American manufacturing, long written off as a economic loser, is making a comeback. For the first time since 1997, the number of manufacturing jobs grew last year by 1.2 percent, of 136,000 new jobs. And it's not a one-shot deal. Economists are predicting a 2.5 percent gain, or 330,000 new manufacturing jobs, this year.


This may be the best thing to happen to the trucking industry since economic deregulation in 1980. The number of net U.S. manufacturing jobs increased last year for the first time since 1997. Manufacturing jobs grew by 1.2 percent, of 136,000 jobs, and that growth is expected to more than double this year. As one who has never bought into the Great Globalization Theory, I welcome this news. And so should everyone connected with the trucking industry.

These are jobs that will directly affect freight volume, and thus rates and profitability, in the industry. As the offshoring craze begins to show cracks -- anybody else had an offshore call center experience worthy of "Saturday Night Live?" -- U.S. manufacturers are beginning to see value in keeping plants here.

Economists for Moody's Analytics and IHS Global Insight insist this is not a one-shot deal. They expect this trend to continue at least for the beginning of this decade.

Ford, Caterpillar,  and Whirlpool are some of the names taking advantage of tax breaks, excess capacity and infrastructure and other built-in advantages of employing a U.S.-based work force.

As trucking volume is roughly divided 50-50 by retail and industrial, any increase in industrial utilization in this country is good news for the big industrial truckload carriers such as Werner Enterprises, Schneider National, J.B. Hunt and many others. LTL firms such as beleaguered YRC Worldwide, Con-Way and FedEx Freight also figure to gain from this growth.

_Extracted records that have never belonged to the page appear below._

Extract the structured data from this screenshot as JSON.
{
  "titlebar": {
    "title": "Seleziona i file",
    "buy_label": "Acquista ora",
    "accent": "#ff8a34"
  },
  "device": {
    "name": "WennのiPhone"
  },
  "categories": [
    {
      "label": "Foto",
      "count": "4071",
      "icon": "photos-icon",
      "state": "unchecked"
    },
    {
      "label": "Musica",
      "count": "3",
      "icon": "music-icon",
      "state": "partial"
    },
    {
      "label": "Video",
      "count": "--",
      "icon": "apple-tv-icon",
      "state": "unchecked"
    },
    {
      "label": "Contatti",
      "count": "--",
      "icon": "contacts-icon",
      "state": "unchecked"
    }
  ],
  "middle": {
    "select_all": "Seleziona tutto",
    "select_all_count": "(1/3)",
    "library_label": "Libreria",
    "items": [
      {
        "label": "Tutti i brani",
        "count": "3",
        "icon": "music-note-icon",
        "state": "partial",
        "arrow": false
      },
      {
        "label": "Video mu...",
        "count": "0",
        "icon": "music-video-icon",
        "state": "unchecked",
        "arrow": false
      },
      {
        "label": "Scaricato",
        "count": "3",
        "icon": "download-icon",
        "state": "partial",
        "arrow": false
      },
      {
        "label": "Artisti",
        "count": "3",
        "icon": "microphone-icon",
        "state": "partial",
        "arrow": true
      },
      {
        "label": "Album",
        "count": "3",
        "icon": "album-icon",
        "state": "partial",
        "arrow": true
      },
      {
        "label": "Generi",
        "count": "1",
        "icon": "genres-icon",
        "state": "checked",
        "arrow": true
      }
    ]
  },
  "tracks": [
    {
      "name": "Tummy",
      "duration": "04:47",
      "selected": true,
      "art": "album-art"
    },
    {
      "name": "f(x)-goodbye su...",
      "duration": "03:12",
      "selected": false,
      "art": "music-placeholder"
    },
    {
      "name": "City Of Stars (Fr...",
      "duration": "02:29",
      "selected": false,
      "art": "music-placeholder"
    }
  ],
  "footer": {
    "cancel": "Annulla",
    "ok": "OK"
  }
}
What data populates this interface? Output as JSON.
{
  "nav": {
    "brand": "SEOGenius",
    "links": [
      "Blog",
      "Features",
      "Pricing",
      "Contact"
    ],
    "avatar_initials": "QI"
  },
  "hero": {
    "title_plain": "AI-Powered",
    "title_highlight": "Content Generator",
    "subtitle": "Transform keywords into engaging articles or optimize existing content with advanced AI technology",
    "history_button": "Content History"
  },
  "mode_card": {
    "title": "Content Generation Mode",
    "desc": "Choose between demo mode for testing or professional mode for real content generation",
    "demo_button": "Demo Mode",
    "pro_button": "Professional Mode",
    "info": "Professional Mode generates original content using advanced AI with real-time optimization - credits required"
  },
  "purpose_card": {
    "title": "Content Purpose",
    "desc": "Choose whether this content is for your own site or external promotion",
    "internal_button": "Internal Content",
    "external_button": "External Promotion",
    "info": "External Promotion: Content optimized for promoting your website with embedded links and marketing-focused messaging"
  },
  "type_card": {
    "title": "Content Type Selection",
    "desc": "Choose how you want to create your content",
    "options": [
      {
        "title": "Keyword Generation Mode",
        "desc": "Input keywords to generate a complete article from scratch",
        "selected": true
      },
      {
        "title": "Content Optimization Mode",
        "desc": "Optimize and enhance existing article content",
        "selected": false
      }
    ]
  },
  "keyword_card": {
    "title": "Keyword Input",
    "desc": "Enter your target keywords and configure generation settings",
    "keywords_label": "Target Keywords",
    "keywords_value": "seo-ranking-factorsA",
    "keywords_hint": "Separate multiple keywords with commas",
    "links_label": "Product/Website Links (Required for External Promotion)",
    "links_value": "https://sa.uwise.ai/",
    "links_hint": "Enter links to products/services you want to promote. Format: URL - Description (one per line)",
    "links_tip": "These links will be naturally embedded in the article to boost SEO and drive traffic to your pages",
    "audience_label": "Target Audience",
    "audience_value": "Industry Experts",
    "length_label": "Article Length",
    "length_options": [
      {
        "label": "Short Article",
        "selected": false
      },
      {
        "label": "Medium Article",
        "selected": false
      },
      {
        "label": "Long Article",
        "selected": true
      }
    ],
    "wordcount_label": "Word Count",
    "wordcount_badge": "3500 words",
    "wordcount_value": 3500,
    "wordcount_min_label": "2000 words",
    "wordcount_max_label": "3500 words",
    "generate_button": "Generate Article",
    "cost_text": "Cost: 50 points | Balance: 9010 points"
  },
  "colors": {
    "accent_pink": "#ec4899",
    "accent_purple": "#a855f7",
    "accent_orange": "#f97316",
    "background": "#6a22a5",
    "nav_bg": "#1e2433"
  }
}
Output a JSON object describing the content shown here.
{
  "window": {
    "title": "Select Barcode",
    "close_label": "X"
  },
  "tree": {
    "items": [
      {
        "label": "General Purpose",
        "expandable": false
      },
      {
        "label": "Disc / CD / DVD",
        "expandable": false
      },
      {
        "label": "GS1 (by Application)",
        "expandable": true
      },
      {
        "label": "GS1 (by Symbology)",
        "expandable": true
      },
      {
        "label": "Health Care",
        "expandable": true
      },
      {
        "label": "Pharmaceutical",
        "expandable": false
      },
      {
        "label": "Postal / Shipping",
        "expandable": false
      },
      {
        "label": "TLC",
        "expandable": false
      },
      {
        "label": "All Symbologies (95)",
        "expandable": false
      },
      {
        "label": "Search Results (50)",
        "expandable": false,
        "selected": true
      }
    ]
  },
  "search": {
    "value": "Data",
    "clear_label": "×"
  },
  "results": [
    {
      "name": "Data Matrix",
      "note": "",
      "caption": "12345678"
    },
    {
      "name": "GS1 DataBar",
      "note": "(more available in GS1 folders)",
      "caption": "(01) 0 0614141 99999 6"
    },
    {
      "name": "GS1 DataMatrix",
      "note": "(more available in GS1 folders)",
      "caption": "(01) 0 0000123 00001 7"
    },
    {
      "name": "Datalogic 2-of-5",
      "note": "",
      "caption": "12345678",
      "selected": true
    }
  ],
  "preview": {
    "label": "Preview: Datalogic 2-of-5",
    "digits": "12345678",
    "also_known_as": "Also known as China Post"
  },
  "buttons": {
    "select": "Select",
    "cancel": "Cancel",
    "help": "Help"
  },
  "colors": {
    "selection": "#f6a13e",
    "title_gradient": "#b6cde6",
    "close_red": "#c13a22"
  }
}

Of course, it will take more than a year or two of manufacturing increases to get the U.S. economy out of its doldrums. More than 144,000 factories -- that's factories, not jobs -- were lost during the George W. Bush administration. Manufacturing now accounts for merely 11 percent of U.S. total economic output, compared with 27 percent in 1950.

Entire domestic industries -- furniture and footwear come immediately to mind -- have been wiped out because of cheap labor and non-existent environmental regulations in places such as China.

With Chinese president  Hu Jintao in the Nation's Capital for talks with President Barack Obama, I would like to submit a question to his excellency: there will be no U.S. middle class to buy your cheap Chinese-made goods if you continue your mutually destructive economic path. There, I said it.